I saw Covid as a test of morality, and the bogus claim that our society comes together in a crisis. The latter claim is still part of our mythology of the Second World War.
Very timely! I've been struggling with this since the blockades in Ontario and more recently with the lifting of restrictions: why we're declaring the pandemic over now when it clearly isn't.
To your point about how it comes down to values & politics: this makes me think about majority rule and the human inclination to vote & act on issues in a self-serving way. We'll never overcome the hardest problems (equality, climate change) by ignoring the plight of those hit the hardest because it’s not an imminent danger to the wider majority.

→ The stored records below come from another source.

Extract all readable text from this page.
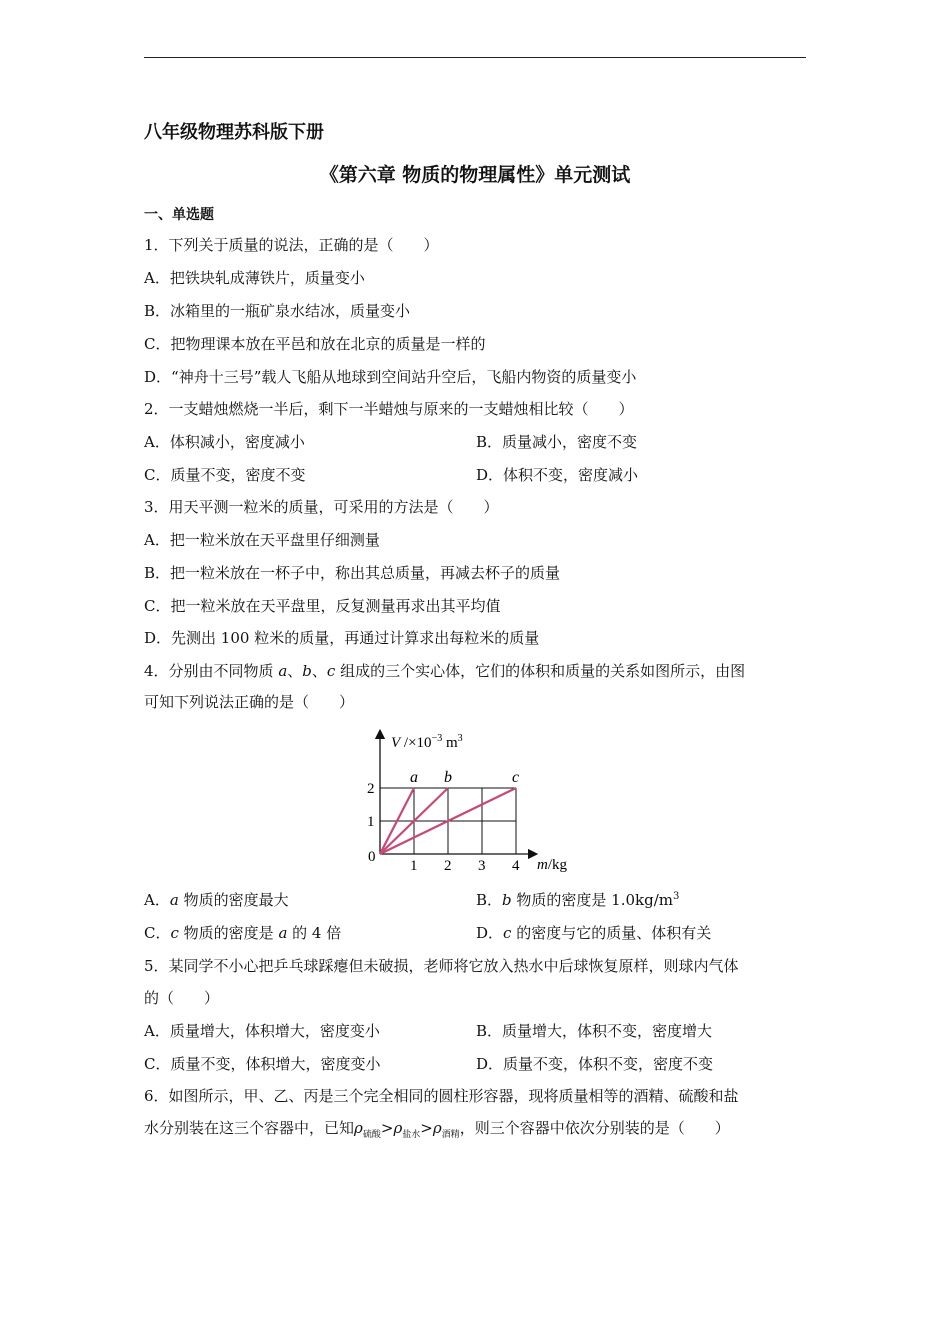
八年级物理苏科版下册
《第六章 物质的物理属性》单元测试
一、单选题
1．下列关于质量的说法，正确的是（　　）
A．把铁块轧成薄铁片，质量变小
B．冰箱里的一瓶矿泉水结冰，质量变小
C．把物理课本放在平邑和放在北京的质量是一样的
D．“神舟十三号”载人飞船从地球到空间站升空后，飞船内物资的质量变小
2．一支蜡烛燃烧一半后，剩下一半蜡烛与原来的一支蜡烛相比较（　　）
A．体积减小，密度减小	B．质量减小，密度不变
C．质量不变，密度不变	D．体积不变，密度减小
3．用天平测一粒米的质量，可采用的方法是（　　）
A．把一粒米放在天平盘里仔细测量
B．把一粒米放在一杯子中，称出其总质量，再减去杯子的质量
C．把一粒米放在天平盘里，反复测量再求出其平均值
D．先测出 100 粒米的质量，再通过计算求出每粒米的质量
4．分别由不同物质 a、b、c 组成的三个实心体，它们的体积和质量的关系如图所示，由图
可知下列说法正确的是（　　）
a b	c
1 2 3 4
1
2
V $/\times 10^{-3}$ $m^3$
m/kg
0
A．a 物质的密度最大	B．b 物质的密度是 $1.0kg/m^3$
C．c 物质的密度是 a 的 4 倍	D．c 的密度与它的质量、体积有关
5．某同学不小心把乒乓球踩瘪但未破损，老师将它放入热水中后球恢复原样，则球内气体
的（　　）
A．质量增大，体积增大，密度变小	B．质量增大，体积不变，密度增大
C．质量不变，体积增大，密度变小	D．质量不变，体积不变，密度不变
6．如图所示，甲、乙、丙是三个完全相同的圆柱形容器，现将质量相等的酒精、硫酸和盐
水分别装在这三个容器中，已知$\rho_{硫酸}>\rho_{盐水}>\rho_{酒精}$，则三个容器中依次分别装的是（　　）
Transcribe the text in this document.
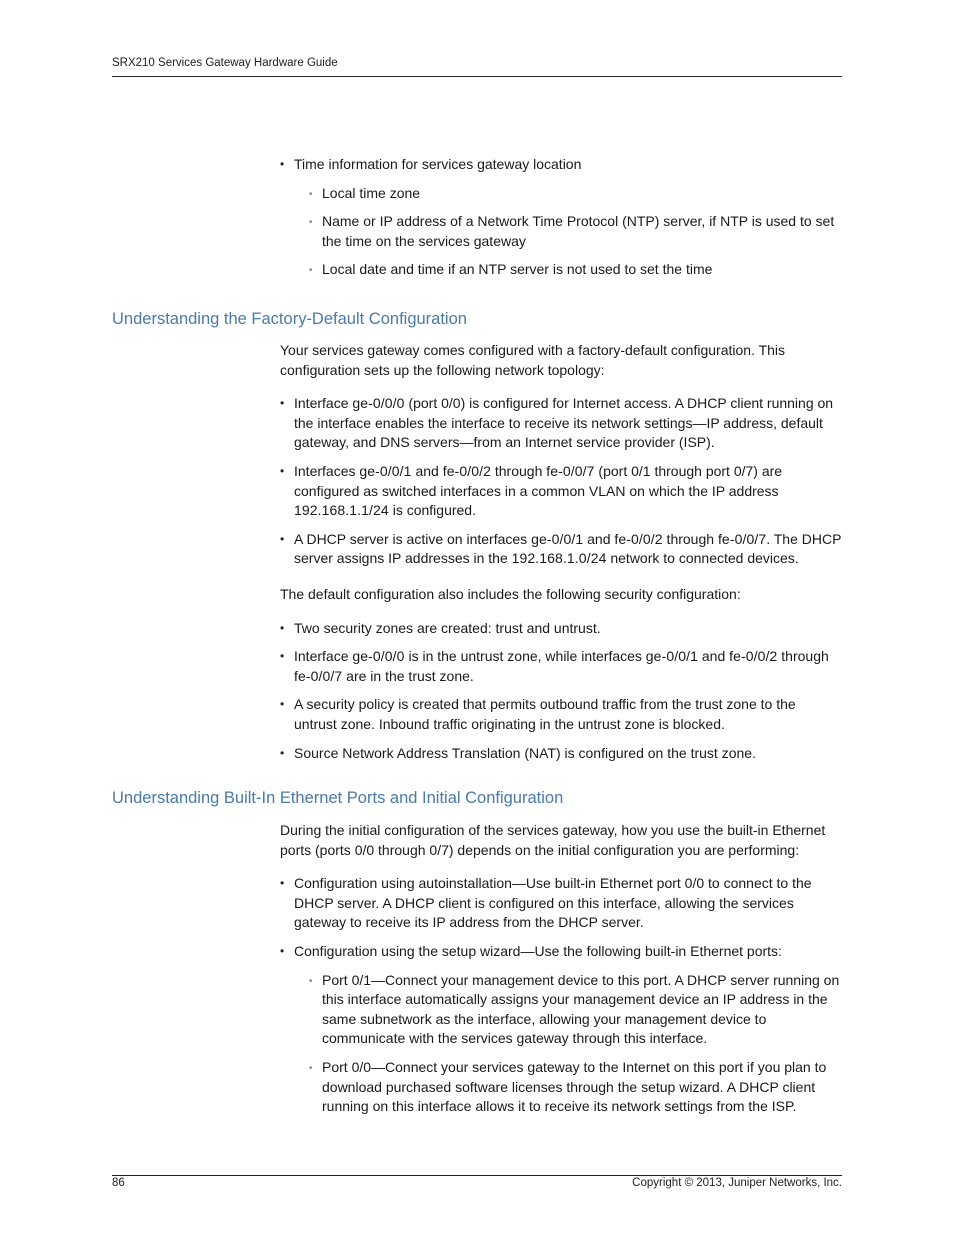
SRX210 Services Gateway Hardware Guide
• Time information for services gateway location
• Local time zone
• Name or IP address of a Network Time Protocol (NTP) server, if NTP is used to set the time on the services gateway
• Local date and time if an NTP server is not used to set the time
Understanding the Factory-Default Configuration

Your services gateway comes configured with a factory-default configuration. This configuration sets up the following network topology:

• Interface ge-0/0/0 (port 0/0) is configured for Internet access. A DHCP client running on the interface enables the interface to receive its network settings—IP address, default gateway, and DNS servers—from an Internet service provider (ISP).
• Interfaces ge-0/0/1 and fe-0/0/2 through fe-0/0/7 (port 0/1 through port 0/7) are configured as switched interfaces in a common VLAN on which the IP address 192.168.1.1/24 is configured.
• A DHCP server is active on interfaces ge-0/0/1 and fe-0/0/2 through fe-0/0/7. The DHCP server assigns IP addresses in the 192.168.1.0/24 network to connected devices.

The default configuration also includes the following security configuration:

• Two security zones are created: trust and untrust.
• Interface ge-0/0/0 is in the untrust zone, while interfaces ge-0/0/1 and fe-0/0/2 through fe-0/0/7 are in the trust zone.
• A security policy is created that permits outbound traffic from the trust zone to the untrust zone. Inbound traffic originating in the untrust zone is blocked.
• Source Network Address Translation (NAT) is configured on the trust zone.
Understanding Built-In Ethernet Ports and Initial Configuration

During the initial configuration of the services gateway, how you use the built-in Ethernet ports (ports 0/0 through 0/7) depends on the initial configuration you are performing:

• Configuration using autoinstallation—Use built-in Ethernet port 0/0 to connect to the DHCP server. A DHCP client is configured on this interface, allowing the services gateway to receive its IP address from the DHCP server.
• Configuration using the setup wizard—Use the following built-in Ethernet ports:
• Port 0/1—Connect your management device to this port. A DHCP server running on this interface automatically assigns your management device an IP address in the same subnetwork as the interface, allowing your management device to communicate with the services gateway through this interface.
• Port 0/0—Connect your services gateway to the Internet on this port if you plan to download purchased software licenses through the setup wizard. A DHCP client running on this interface allows it to receive its network settings from the ISP.
86	Copyright © 2013, Juniper Networks, Inc.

It’s interesting that the earlier flu pandemic had a lot of the same social polarization that exists today (around mask wearing, even). I contrast these reactions with what I saw riding the Tokyo subway before our latest pandemic: loads of people wearing a mask out of an obligation they felt they had to their community, with no mandates. It makes the North American reaction to this one simple act - wearing a mask - so hard to comprehend. Now it’s turning into a symbol, like the Canadian flag, of what camp you belong to.
I’m hopeful as we head towards this status quo that more and more will adopt some of the values I saw on display in Tokyo — I just worry about how much time those kinds of cultural shifts can take.